Non-linear structure formation and the acoustic scale

TL;DR

This paper measures the nonlinear effects on the acoustic scale in cosmological data, demonstrating that shifts are predictable and can be mitigated with reconstruction techniques, ensuring reliable distance measurements for cosmology.

Contribution

It provides high-precision measurements of the nonlinear shifts in the acoustic scale and shows that simple reconstruction methods effectively reduce these shifts, improving cosmological distance estimates.

Findings

Nonlinear shifts in the acoustic scale are up to 0.45% at z=0.3.

Reconstruction reduces shifts to less than 0.1%.

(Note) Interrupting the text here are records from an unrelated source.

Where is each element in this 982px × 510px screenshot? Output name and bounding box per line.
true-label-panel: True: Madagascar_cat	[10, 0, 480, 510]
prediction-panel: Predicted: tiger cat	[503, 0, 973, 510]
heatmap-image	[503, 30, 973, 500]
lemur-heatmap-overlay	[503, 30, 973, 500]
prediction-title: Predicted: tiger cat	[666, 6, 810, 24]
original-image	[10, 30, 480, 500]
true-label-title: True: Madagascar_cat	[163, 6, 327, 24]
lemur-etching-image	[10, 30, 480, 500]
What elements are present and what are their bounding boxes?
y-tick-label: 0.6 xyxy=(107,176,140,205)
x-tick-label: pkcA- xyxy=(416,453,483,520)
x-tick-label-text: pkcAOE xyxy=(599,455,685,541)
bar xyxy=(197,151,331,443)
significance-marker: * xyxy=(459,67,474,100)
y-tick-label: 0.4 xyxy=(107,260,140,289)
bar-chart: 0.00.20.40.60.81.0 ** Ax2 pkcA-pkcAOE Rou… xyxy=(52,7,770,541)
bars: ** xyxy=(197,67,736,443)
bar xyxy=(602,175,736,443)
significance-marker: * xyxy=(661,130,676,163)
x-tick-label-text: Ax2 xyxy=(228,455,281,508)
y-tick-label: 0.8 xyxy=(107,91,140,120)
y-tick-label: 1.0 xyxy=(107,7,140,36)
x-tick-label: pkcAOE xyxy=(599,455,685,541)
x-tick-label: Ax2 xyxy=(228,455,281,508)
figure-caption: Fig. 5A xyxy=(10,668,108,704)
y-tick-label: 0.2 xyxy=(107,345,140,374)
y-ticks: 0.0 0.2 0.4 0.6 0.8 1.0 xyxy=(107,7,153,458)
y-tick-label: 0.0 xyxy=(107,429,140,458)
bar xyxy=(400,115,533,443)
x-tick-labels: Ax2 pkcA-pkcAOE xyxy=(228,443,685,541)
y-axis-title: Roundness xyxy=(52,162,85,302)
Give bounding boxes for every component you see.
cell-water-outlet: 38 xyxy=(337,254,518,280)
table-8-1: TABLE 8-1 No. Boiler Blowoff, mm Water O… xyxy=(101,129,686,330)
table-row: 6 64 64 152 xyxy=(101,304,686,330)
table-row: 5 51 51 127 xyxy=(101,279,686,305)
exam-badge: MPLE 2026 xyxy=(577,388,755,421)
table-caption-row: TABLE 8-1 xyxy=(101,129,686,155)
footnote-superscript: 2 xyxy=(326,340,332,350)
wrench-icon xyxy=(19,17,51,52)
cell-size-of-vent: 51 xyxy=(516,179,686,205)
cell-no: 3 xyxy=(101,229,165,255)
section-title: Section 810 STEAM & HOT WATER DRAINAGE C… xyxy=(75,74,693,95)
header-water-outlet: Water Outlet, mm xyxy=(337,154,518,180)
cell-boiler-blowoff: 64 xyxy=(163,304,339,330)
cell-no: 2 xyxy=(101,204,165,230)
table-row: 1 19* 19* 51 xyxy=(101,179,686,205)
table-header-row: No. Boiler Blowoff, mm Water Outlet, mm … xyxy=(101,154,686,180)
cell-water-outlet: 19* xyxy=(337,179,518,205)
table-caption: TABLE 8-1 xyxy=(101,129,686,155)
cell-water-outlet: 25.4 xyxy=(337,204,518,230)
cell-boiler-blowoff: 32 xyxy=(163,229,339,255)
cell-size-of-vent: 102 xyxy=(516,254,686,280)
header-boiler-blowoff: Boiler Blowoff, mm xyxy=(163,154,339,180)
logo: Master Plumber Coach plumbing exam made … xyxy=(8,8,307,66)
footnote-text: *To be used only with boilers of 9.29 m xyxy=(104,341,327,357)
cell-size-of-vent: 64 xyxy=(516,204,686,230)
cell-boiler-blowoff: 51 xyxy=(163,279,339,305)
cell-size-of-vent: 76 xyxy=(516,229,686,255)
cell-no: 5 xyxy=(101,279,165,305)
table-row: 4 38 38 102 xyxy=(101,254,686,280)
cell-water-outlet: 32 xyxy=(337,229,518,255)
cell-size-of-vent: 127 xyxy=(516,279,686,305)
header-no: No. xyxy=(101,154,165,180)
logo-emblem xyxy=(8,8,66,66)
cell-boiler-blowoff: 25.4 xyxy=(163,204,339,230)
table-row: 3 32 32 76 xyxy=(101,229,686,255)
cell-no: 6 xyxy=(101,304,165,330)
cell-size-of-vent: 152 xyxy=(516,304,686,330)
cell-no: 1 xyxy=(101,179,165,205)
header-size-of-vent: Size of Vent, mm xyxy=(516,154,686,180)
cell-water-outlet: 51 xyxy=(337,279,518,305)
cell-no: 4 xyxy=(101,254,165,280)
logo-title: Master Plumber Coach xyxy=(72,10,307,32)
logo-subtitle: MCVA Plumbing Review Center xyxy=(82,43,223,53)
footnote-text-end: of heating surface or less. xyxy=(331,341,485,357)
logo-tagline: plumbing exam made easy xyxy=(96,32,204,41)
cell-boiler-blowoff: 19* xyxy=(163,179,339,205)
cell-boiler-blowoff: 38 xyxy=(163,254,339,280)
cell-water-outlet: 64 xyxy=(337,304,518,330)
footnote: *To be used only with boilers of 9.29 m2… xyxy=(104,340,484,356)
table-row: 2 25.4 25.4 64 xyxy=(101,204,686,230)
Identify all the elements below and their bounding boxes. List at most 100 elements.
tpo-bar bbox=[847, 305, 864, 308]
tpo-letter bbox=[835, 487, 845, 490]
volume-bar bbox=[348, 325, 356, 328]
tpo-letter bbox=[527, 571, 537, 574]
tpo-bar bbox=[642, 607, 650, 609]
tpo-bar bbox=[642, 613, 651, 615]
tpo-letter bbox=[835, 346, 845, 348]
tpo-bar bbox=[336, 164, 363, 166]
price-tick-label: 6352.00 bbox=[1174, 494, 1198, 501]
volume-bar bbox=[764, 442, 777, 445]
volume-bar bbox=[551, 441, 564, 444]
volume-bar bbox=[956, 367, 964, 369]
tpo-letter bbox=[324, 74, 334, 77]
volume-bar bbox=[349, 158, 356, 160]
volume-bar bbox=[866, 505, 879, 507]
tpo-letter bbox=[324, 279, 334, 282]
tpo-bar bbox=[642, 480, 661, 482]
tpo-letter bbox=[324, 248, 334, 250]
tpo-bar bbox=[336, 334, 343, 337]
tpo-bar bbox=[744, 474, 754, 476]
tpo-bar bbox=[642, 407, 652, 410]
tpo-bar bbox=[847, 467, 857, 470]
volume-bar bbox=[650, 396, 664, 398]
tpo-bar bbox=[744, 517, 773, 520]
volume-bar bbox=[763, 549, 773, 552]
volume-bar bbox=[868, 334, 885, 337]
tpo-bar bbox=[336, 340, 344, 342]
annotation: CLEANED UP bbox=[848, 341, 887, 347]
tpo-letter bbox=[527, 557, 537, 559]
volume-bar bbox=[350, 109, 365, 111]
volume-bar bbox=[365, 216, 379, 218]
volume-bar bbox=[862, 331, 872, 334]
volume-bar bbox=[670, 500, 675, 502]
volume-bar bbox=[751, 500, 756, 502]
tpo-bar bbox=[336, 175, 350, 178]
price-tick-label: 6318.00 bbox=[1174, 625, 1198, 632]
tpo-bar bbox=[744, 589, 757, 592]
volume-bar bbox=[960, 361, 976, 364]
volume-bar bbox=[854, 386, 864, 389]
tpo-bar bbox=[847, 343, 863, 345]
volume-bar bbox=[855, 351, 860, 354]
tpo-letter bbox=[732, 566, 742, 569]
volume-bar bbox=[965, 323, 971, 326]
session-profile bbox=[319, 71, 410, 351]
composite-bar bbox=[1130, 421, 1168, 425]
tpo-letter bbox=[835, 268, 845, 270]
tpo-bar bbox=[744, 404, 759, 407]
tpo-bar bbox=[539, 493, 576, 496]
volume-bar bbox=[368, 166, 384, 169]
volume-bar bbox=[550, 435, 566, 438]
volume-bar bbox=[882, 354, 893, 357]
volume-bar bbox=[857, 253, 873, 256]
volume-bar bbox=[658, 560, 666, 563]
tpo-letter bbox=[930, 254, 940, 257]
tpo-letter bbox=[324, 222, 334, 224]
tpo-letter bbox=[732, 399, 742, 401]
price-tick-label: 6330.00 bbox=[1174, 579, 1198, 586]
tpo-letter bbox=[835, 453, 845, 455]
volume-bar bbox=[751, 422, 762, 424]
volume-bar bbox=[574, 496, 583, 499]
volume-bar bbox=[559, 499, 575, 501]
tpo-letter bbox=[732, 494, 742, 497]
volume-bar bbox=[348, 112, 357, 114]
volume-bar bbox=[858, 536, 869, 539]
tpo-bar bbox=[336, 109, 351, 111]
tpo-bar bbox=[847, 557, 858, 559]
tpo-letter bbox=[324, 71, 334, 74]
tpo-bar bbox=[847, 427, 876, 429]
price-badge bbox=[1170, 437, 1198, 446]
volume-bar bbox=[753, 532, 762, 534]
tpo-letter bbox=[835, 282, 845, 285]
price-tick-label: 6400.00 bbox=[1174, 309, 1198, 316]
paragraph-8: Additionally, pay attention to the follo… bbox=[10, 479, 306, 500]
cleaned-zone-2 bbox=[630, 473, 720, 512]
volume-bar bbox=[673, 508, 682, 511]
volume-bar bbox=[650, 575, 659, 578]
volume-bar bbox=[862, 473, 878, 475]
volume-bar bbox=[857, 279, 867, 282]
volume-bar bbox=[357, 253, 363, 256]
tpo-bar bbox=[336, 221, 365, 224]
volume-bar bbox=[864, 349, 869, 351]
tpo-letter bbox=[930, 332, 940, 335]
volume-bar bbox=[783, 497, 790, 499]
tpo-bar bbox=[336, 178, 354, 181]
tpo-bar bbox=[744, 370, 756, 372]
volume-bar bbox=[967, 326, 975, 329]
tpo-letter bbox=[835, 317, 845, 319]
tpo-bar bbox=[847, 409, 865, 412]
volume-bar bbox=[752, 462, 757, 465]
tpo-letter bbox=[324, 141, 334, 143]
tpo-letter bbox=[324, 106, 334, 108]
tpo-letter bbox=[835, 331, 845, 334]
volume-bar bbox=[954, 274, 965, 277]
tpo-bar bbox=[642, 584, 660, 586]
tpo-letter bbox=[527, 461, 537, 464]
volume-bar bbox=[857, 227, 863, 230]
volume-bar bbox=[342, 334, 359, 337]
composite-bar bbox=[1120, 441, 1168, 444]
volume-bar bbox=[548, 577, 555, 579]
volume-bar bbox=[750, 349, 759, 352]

The inferred distance ratio remains robust despite modeling variations.

Abstract

We present high signal-to-noise measurements of the acoustic scale in the presence of nonlinear growth and redshift distortions using 320(Gpc/h)^3 of cosmological PM simulations. Using simple fitting methods, we obtain robust measurements of the acoustic scale with scatter close to that predicted by the Fisher matrix. We detect and quantify the shift in the acoustic scale by analyzing the power spectrum: we detect at greater than 5 sigma a decrease in the acoustic scale in the real-space matter power spectrum of 0.2% at z=1.5, growing to 0.45% at z=0.3. In redshift space, the shifts are about 25% larger: we detect a decrease of 0.25% of at z=1.5 and 0.54% at z=0.3. Despite the nonzero amounts, these shifts are highly predictable numerically, and hence removable within the standard ruler analysis of clustering data. Moreover, we show that a simple density-field reconstruction method substantially reduces the scatter and nonlinear shifts of the acoustic scale measurements: the shifts are reduced to less than 0.1% at z=0.3-1.5, even in the presence of non-negligible shot noise. Finally, we show that the ratio of the cosmological distance to the sound horizon that would be inferred from these fits is robust to variations in the parameterization of the fitting method and reasonable differences in the template cosmology.